Solar farm in South Africa

The Doornhoek Solar Power Station, is a 120 MW solar power station, under development in South Africa. The solar farm is owned and is being developed by AMEA Power LLC, headquartered in the United Arab Emirates. The off-taker is Eskom, the South African national electricity parastatal, under a 20-year power purchase agreement. AMEA Power was awarded the concession to build this solar farm under the sixth round of the South African government's Renewable Energy Independent Power Producer Procurement Programme (REIPPP).

==Location==
The power station would be located near the town of Klerksdorp, in the Dr Kenneth Kaunda District, in the North West Province of South Africa.
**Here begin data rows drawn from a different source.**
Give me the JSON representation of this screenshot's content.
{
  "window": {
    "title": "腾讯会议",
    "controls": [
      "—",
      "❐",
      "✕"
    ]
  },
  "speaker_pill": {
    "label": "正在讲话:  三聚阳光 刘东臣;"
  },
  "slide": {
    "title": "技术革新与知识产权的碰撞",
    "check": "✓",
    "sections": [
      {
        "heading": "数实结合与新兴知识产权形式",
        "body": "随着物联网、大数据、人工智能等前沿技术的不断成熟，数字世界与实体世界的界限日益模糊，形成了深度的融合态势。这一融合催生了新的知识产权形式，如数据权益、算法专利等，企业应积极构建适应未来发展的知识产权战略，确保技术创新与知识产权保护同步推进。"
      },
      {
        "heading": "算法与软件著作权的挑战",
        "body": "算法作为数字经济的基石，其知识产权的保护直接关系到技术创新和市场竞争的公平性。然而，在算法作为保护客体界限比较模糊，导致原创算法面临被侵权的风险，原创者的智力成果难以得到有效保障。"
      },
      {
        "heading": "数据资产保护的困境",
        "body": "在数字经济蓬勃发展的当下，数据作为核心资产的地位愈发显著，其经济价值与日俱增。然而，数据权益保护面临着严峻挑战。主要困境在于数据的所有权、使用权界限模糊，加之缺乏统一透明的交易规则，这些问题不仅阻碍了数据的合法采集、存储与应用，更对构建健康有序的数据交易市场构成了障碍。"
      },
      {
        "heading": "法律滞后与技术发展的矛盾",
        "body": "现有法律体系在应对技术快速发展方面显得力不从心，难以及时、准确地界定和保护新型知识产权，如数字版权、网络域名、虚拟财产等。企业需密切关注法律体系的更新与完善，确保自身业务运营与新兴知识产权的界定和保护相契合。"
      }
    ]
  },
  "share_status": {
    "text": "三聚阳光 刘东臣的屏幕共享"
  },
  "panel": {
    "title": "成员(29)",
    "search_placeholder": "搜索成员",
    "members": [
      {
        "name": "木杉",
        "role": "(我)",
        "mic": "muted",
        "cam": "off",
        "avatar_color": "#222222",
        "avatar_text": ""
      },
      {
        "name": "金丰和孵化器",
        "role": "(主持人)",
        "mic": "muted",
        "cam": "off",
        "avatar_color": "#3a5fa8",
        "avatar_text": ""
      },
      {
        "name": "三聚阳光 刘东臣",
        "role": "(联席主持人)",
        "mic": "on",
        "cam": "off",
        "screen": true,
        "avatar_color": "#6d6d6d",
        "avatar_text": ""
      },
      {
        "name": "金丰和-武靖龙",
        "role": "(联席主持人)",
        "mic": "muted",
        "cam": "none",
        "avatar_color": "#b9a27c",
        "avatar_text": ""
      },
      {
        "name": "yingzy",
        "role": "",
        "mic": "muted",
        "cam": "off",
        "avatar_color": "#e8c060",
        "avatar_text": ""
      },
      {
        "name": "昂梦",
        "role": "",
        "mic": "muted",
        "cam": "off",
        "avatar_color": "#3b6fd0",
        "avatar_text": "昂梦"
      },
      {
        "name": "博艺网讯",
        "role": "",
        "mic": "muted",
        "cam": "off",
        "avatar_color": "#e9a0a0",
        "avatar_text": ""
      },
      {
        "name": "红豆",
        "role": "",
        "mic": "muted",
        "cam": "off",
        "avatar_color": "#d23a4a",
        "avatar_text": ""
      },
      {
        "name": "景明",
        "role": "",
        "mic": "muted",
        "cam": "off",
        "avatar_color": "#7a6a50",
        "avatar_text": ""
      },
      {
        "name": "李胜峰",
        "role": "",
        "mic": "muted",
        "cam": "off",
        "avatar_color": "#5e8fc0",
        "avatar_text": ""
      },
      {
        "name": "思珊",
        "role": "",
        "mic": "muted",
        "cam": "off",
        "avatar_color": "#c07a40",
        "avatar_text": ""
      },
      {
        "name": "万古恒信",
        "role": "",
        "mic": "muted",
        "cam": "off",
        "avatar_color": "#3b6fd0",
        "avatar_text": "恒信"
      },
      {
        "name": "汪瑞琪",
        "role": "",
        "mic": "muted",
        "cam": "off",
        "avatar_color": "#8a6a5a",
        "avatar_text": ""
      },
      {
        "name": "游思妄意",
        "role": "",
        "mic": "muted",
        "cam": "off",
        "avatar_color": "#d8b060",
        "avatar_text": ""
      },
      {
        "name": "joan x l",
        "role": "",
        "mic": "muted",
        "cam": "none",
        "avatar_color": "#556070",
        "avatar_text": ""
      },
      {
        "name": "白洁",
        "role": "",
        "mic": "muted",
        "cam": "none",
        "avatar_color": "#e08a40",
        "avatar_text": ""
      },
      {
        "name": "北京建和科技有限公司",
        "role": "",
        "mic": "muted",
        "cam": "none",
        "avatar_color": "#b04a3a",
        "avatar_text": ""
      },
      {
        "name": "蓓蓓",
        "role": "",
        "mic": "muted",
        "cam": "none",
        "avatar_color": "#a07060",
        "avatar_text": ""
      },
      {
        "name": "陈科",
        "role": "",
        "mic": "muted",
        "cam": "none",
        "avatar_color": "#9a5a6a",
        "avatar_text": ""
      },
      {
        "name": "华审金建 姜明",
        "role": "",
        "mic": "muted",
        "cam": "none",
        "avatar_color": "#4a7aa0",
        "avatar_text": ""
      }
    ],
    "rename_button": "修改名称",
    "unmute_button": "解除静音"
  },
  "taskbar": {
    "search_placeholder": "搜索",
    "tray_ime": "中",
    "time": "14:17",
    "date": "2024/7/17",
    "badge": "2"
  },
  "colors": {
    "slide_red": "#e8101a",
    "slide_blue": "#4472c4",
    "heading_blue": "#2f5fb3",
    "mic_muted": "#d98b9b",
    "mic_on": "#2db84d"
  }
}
Klerksdorp, is located about 172 km, southeast of Mahikeng, the provincial capital. The land area hosting the solar farm is reported as 200 ha.

==Overview==
AMEA Power is a Middle Eastern independent power producer (IPP) active on the African continent focusing on solar generation. This power station is the first for AMEA in South Africa. The design calls for a ground mounted photovoltaic panel layout with generation capacity of 120 megawatts.

==Developers==
AMEA Power is the lead developer. AMEA has teamed up with two minority shareholders to form the ad hoc joint special purpose vehicle (SPV) company that will own, design, construct, operate and maintain this solar farm. For descriptive purposes we will refer to the SPV company as Doornhoek Solar Consortium, whose composition is as illustrated in the table below.

Ownership of Doornhoek Solar Consortium
| Rank | Development Partner | Domicile | Percentage | Notes |
|---|---|---|---|---|
| 1 | AMEA Power LLC | United Arab Emirates | 51.00 |  |
| 2 | Ziyanda Energy Pty Limited | South Africa | 23.25 |  |
| 3 | Dzimuzwo Consulting Pty Limited | South Africa | 23.25 |  |
| 4 | Local Community Trust | South Africa | 2.50 |  |
|  |  |  | 100.00 |  |

==Construction timetable and funding==
Construction is expected to start in H1 of 2024 and conclude in May 2026. The construction budget is reported to be US$120 million. The development has received financial support in form of loans from Standard Bank of South Africa and from the Industrial Development Corporation of South Africa (IDC).

Financial close was achieved in June 2024. Standard Bank of South Africa loaned US$100 million. The IDC lent US$8 million. AMEA Power is expected to raise US$12 million to bring the total funding to the budgeted $120 million.

==Other considerations==
This power station is expected to deliver 120 MW of clean renewable electricity, equivalent to 325 GWh on an annual basis, enough to power 97,000 South African homes and to offset 300,000 tonnes of carbon dioxide emissions annually.